OPINION: Health care in New Mexico in your voice
Health care has become a central concern in New Mexico in recent years. We’ve heard about waitlists and long drives for appointments, Medicaid cuts at the federal level, a shortage of specialty doctors, rural doctors, tribal doctors, young doctors. There’s plenty of lawsuits and large verdicts for malpractice, and debate about whether those laws should be reformed.
Last Sunday, we ran a collection of health care-related columns, and a Journal editorial.
We’d like to keep the conversation, and debate for solutions, going.
I’m inviting Journal readers to submit their stories and experiences in the state’s health care system. We’ll compile a series on the topic and publish the op-eds in Journal Opinion pages in the coming weeks. We’re already starting to get stories from patients and experts on the topic. Rep. John Block, R-Alamogordo, chimed in with a column in this week’s edition.
We want to provide readers with an accurate portrayal of health care in the state. So please share if your experience was positive or negative. Hopefully we can get a good sample.

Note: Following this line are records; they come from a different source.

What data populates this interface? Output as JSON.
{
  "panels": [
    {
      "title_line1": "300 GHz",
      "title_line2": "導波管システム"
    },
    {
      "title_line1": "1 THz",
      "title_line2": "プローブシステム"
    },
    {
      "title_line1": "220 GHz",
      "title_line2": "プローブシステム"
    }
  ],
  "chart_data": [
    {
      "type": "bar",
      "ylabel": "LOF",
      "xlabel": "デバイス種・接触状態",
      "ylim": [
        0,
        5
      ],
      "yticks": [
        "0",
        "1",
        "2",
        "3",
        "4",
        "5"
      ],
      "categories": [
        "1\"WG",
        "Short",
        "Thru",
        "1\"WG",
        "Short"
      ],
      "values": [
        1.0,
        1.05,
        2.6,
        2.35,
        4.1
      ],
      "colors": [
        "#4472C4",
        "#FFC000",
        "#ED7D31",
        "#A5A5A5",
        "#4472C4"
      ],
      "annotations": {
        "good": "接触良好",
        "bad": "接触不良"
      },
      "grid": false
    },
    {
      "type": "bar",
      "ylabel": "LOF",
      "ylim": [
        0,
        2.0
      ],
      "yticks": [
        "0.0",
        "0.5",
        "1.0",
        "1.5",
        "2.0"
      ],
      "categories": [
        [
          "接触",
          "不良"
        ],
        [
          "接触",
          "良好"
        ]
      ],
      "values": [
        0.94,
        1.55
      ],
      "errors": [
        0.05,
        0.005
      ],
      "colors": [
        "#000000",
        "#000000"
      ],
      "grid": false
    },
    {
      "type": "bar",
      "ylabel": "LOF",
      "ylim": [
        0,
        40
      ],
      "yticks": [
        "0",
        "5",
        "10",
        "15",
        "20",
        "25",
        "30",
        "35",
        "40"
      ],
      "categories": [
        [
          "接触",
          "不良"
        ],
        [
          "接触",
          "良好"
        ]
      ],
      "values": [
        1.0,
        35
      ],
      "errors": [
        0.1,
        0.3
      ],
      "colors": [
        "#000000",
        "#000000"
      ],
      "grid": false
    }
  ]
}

We want rural and urban voices and people seeking different types of care — primary, mental health, specialty, emergency, long-term. What was easy or difficult? Were there unexpected bills? Malpractice? Settlements?
Let’s find out what works well and what needs to improve.
Let’s get beyond the numbers and put local faces on the issue. That way policy makers, health care leaders, consumers and providers know that it’s more than data and numbers — it’s real people who matter.
Columns can be submitted on the Journal’s website: abqjournal.com/opinion or emailed to me. Try to keep them 600 words or less. We’ll review them and flag columns in the series.
I get that it’s a big ask. Health care is a personal and usually private matter. But for years we’ve been seeing too many stories about a system that doesn’t serve the people of our state.
So let’s get a conversation going that motivates action.